What resulted was one of the most rewarding conversations of my entire professional career. Cost was a factor for Ollie and Janice, of course. This would be a very expensive project, in money as well as time. Was Helma “worth it” in strictly financial terms? Maybe not. But when you look at the values beyond money, the project and the boat are worth their weight in gold. She’s a terrific example of the spidsgatter, a design with deep cultural ties to Scandinavia and the Pacific Northwest. The project was an opportunity for us to teach restoration to a new generation of young shipwrights. And most spectacularly, Helma provides an unparalleled opportunity to showcase the artistry and fine craftsmanship of boatbuilding, marine trades, and restoration. With these values in mind, Ollie and Janice said—go for it!
We essentially built a brand-new boat without lofting. We used the old structures as templates and slipped newly made ones in their place. We removed every other plank and used them as ribands to fit new steamed and laminated frames. We then re-planked, laid new decks, designed and built a new interior, and updated the rig. Many of the fittings and hardware were created and built by Port Townsend Foundry, and the mast tangs were built by Walt Tisdale. The mast was redesigned and rebuilt by Doug Jones of Traditional Boat Works, and Hasse’s team at Port Townsend Sails provided the all-new suit. These local craftspeople support one another in pursuit of our shared values.

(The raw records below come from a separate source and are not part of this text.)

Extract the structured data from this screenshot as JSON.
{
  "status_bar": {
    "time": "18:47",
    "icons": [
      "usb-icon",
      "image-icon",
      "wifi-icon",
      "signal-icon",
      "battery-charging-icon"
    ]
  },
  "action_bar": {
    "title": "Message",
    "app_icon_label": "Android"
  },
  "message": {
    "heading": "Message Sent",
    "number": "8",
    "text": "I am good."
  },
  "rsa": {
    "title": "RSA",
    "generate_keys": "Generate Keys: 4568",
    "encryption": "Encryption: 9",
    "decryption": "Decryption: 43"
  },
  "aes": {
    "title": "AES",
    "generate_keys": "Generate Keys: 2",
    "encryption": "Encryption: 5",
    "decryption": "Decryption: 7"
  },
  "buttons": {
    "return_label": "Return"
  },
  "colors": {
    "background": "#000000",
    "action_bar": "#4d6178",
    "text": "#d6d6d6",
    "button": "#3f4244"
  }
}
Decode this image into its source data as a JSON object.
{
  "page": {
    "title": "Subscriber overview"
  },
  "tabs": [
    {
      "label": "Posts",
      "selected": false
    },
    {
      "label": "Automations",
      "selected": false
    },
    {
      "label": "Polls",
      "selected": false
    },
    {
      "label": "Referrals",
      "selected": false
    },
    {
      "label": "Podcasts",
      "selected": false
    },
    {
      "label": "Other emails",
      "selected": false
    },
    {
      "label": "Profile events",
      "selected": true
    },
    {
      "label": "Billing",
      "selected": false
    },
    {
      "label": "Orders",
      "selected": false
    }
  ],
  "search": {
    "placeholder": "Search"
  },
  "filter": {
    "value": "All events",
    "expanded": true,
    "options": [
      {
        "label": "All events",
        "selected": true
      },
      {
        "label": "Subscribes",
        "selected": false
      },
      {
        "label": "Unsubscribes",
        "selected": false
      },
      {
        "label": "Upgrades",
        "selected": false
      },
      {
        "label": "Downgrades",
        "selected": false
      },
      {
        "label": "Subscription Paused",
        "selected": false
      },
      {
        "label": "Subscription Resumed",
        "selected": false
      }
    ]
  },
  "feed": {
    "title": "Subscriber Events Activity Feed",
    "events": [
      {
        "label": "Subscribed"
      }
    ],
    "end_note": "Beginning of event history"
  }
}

As this goes to press, after three years of restoration work, Helma’s rigging is completed and she has just gone out for her first sail. We were all thrilled at how well she performed and how perfectly her form fits her function. After having a chance to strut her stuff at Festival this year, she’ll be headed home to Eagle Harbor on Bainbridge Island to be admired, cared for, and sailed for generations to come.